Yang Xu, a biology professor at UCSD, led a team of researchers to try to solve this problem. What they found evidence that the prevention of these tumors is possible.

“To eliminate the residue of undifferentiated embryonic stem cells during the differentiation, it is important to elucidate the pathways that are important to maintain the self-renewal of embryonic stem cells,” Xu told BioTechniques. “This is exactly what we did.”

Low magnification micrograph of a mature teratoma. H&E stain. Products of all three germ layers are seen in the image. Source: Wikipedia Create Commons

The team identified a new signaling pathway that the undifferentiated cells use for propagation, which depends upon the phosphorylation of the transcription factor Nanog; this is crucial for cell replication. But by inhibiting this pathway with small-molecule compounds, they were able to see a stark difference in the resulting teratomas.
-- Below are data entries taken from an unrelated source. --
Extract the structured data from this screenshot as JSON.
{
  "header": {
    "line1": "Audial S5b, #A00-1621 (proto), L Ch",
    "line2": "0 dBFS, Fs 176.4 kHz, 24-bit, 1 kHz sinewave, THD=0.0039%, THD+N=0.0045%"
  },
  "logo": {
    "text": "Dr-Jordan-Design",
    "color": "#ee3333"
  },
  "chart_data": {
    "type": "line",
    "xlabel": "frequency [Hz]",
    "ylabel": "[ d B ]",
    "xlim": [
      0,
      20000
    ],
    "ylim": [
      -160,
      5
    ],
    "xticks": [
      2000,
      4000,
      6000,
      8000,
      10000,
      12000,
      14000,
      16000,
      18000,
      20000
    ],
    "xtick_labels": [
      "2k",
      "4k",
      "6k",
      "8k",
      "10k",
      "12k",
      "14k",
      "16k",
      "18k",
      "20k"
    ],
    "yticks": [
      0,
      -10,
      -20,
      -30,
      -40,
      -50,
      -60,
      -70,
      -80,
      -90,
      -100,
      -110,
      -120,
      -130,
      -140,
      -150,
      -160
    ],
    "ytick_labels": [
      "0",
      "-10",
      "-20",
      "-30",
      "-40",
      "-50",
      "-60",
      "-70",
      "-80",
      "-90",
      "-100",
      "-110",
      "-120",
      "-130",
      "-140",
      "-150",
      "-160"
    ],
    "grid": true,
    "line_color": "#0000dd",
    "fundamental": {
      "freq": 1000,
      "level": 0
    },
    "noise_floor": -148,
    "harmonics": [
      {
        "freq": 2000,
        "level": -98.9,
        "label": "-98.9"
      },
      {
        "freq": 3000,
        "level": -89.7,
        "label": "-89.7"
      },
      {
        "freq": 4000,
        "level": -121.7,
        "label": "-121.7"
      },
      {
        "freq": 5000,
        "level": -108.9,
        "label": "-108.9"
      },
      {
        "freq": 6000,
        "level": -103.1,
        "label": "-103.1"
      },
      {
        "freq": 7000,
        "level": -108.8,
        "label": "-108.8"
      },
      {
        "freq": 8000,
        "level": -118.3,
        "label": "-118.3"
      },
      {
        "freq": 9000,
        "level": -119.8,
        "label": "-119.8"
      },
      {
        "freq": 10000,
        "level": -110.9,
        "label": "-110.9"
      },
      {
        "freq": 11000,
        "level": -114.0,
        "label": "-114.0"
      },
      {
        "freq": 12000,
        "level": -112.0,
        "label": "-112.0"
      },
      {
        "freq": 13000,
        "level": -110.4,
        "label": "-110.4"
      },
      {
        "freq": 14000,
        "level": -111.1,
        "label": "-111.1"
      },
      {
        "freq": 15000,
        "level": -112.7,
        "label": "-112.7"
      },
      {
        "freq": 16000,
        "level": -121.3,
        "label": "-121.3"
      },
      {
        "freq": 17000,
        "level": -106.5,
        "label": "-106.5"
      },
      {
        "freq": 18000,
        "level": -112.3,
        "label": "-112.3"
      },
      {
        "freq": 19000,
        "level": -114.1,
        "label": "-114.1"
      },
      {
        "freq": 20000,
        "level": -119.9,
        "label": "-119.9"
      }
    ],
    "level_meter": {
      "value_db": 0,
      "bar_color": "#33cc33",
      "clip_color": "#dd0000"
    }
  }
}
“There was a 70% reduction in mass,” said Xu, “and more importantly, the elimination of the self-renewing stem cells in the teratomas.”

At this point, said Xu, he considers the team’s work to be a proo-of-concept. However, he hopes that through more testing and the discovery of new pathways, teratomas can be eliminated completely from stem cell–based therapies, making them safer for use in human disease applications.

The paper, “Phosphorylation stabilizes Nanog by promoting its interaction with Pin1,” was published on the PNAS website on July 6.